Saturday, October 10, 2015

Paul Ryan: Memories of Con Jobs Past

As past posts make clear, I view Paul Ryan as a liar and hypocrite, especially when it comes to his feigned allegiance to Christian values even as he restlessly presses the GOP's reverse Robin Hood agenda. Now, with the increasingly insane Republican Party in disarray, some are seeing Ryan as the white knight needed to same the GOP from its self-wrought chaos.  Sadly, too many in the media continue to call Ryan out for what he really is: a con man.  Paul Krugman, fortunately,  doesn't display such reticence.  Here are highlights from his spot on column in the New York Times:

As the Paul Ryan clamor gets louder, a public service reminder: he’s a con man.

I don’t mean that I disagree with his policy ideas, although I do. I mean that his reputation as a serious thinker is based on deception, both about what he has actually proposed and how it has or hasn’t been vetted.

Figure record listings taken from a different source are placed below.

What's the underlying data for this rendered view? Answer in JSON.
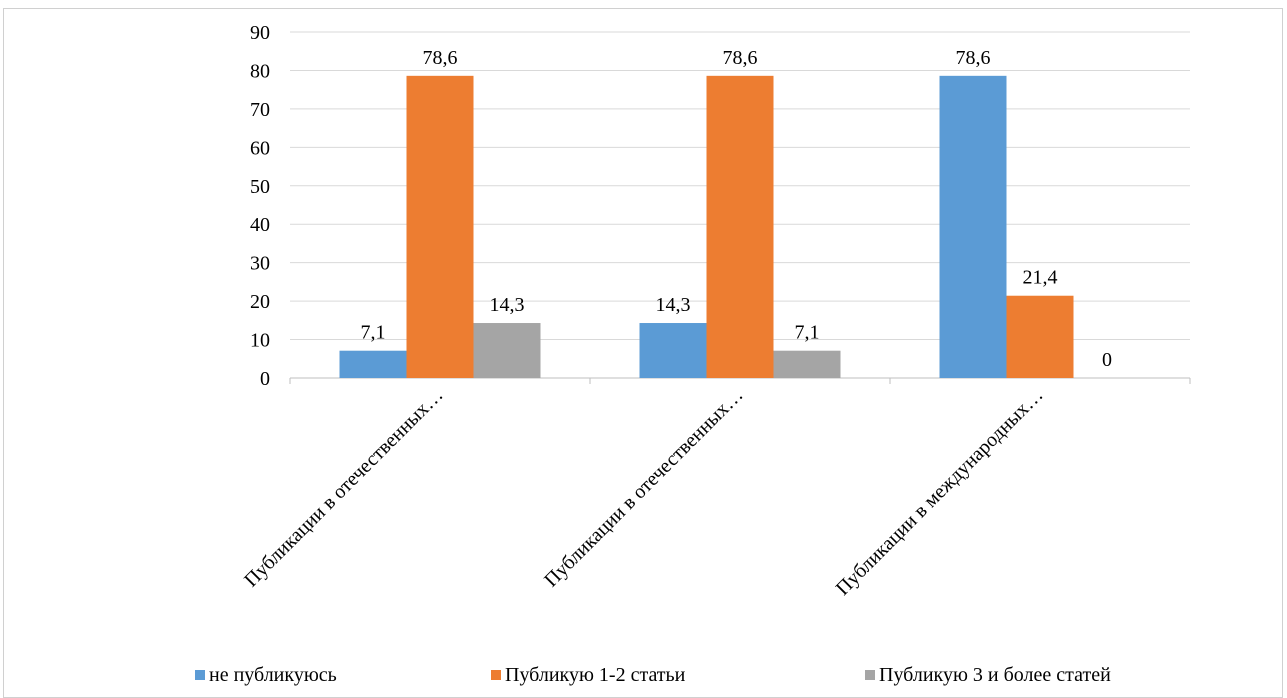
{
  "chart_data": {
    "type": "bar",
    "title": "",
    "xlabel": "",
    "ylabel": "",
    "ylim": [
      0,
      90
    ],
    "yticks": [
      "0",
      "10",
      "20",
      "30",
      "40",
      "50",
      "60",
      "70",
      "80",
      "90"
    ],
    "ytick_values": [
      0,
      10,
      20,
      30,
      40,
      50,
      60,
      70,
      80,
      90
    ],
    "grid": true,
    "legend_position": "bottom",
    "categories": [
      "Публикации в отечественных…",
      "Публикации в отечественных…",
      "Публикации в международных…"
    ],
    "series": [
      {
        "name": "не публикуюсь",
        "color": "#5b9bd5",
        "values": [
          7.1,
          14.3,
          78.6
        ],
        "labels": [
          "7,1",
          "14,3",
          "78,6"
        ]
      },
      {
        "name": "Публикую 1-2 статьи",
        "color": "#ed7d31",
        "values": [
          78.6,
          78.6,
          21.4
        ],
        "labels": [
          "78,6",
          "78,6",
          "21,4"
        ]
      },
      {
        "name": "Публикую 3 и более статей",
        "color": "#a5a5a5",
        "values": [
          14.3,
          7.1,
          0
        ],
        "labels": [
          "14,3",
          "7,1",
          "0"
        ]
      }
    ]
  }
}
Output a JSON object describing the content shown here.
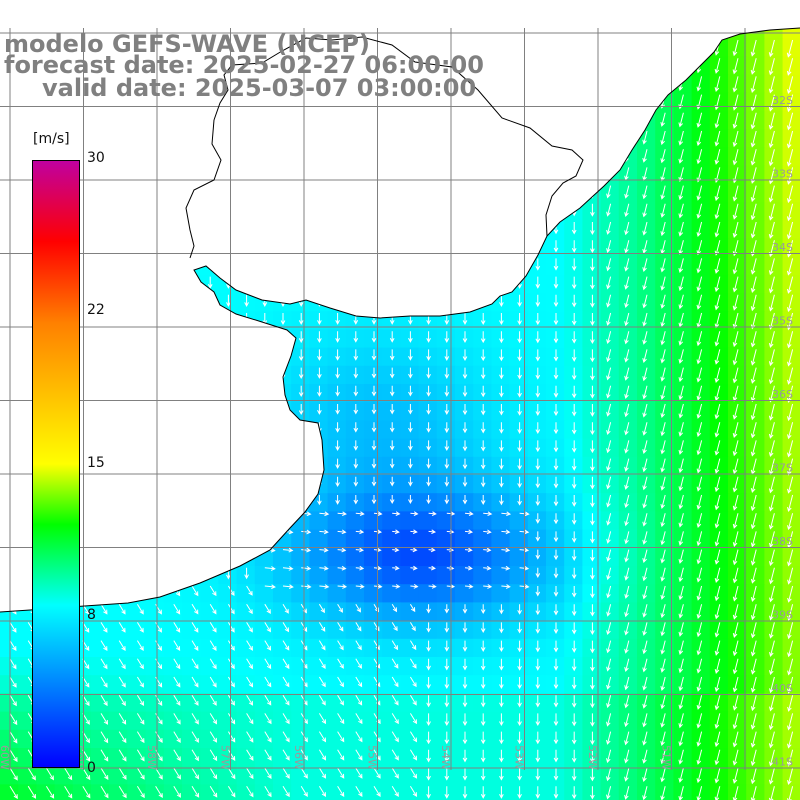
{
  "title": {
    "line1": "modelo GEFS-WAVE (NCEP)",
    "line2": "forecast date: 2025-02-27 06:00:00",
    "line3": "valid date: 2025-03-07 03:00:00"
  },
  "colorbar": {
    "units": "[m/s]",
    "min": 0,
    "max": 30,
    "tick_labels": [
      "30",
      "22",
      "15",
      "8",
      "0"
    ],
    "tick_values": [
      30,
      22,
      15,
      8,
      0
    ],
    "stops": [
      {
        "v": 0,
        "color": "#0000ff"
      },
      {
        "v": 4,
        "color": "#0080ff"
      },
      {
        "v": 8,
        "color": "#00ffff"
      },
      {
        "v": 12,
        "color": "#00ff00"
      },
      {
        "v": 15,
        "color": "#ffff00"
      },
      {
        "v": 22,
        "color": "#ff8000"
      },
      {
        "v": 26,
        "color": "#ff0000"
      },
      {
        "v": 30,
        "color": "#c000a0"
      }
    ]
  },
  "map": {
    "lon_labels": [
      "60W",
      "59W",
      "58W",
      "57W",
      "56W",
      "55W",
      "54W",
      "53W",
      "52W",
      "51W"
    ],
    "lat_labels": [
      "32S",
      "33S",
      "34S",
      "35S",
      "36S",
      "37S",
      "38S",
      "39S",
      "40S",
      "41S"
    ],
    "land_color": "#ffffff",
    "coast_color": "#000000",
    "grid_color": "#808080",
    "arrow_color": "#ffffff"
  }
}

Take, for example, the famous “fiscally responsible” budget plan. As I explained way back when, what Ryan did was to present a sort of vague fiscal outline to the Congressional Budget Office that envisioned implausibly large cuts in spending and mysterious increases in revenue, and stipulated for the purpose of the exercise that CBO take those numbers as given. The budget office hinted broadly in its report that it didn’t believe any of it, e.g.:
That combination of other mandatory and discretionary spending was specified to decline from 12 percent of GDP in 2010 to about 6 percent in 2021 and then move in line with the GDP price deflator beginning in 2022, which would generate a further decline relative to GDP. No proposals were specified that would generate that path. [My italics]
Ryan is to budget analysis as Carly Fiorina is to corporate leadership: he’s brilliant at self-promotion, but there’s no hint that he’s actually able to do the job. There is, in particular, no example I know of where he’s actually been right about anything involving budgets or economics, and some remarkable examples — like his inflation screeds — of being completely wrong, and learning nothing from the experience.

So is this really the GOP can do? And the answer, sad to say, is that it probably is.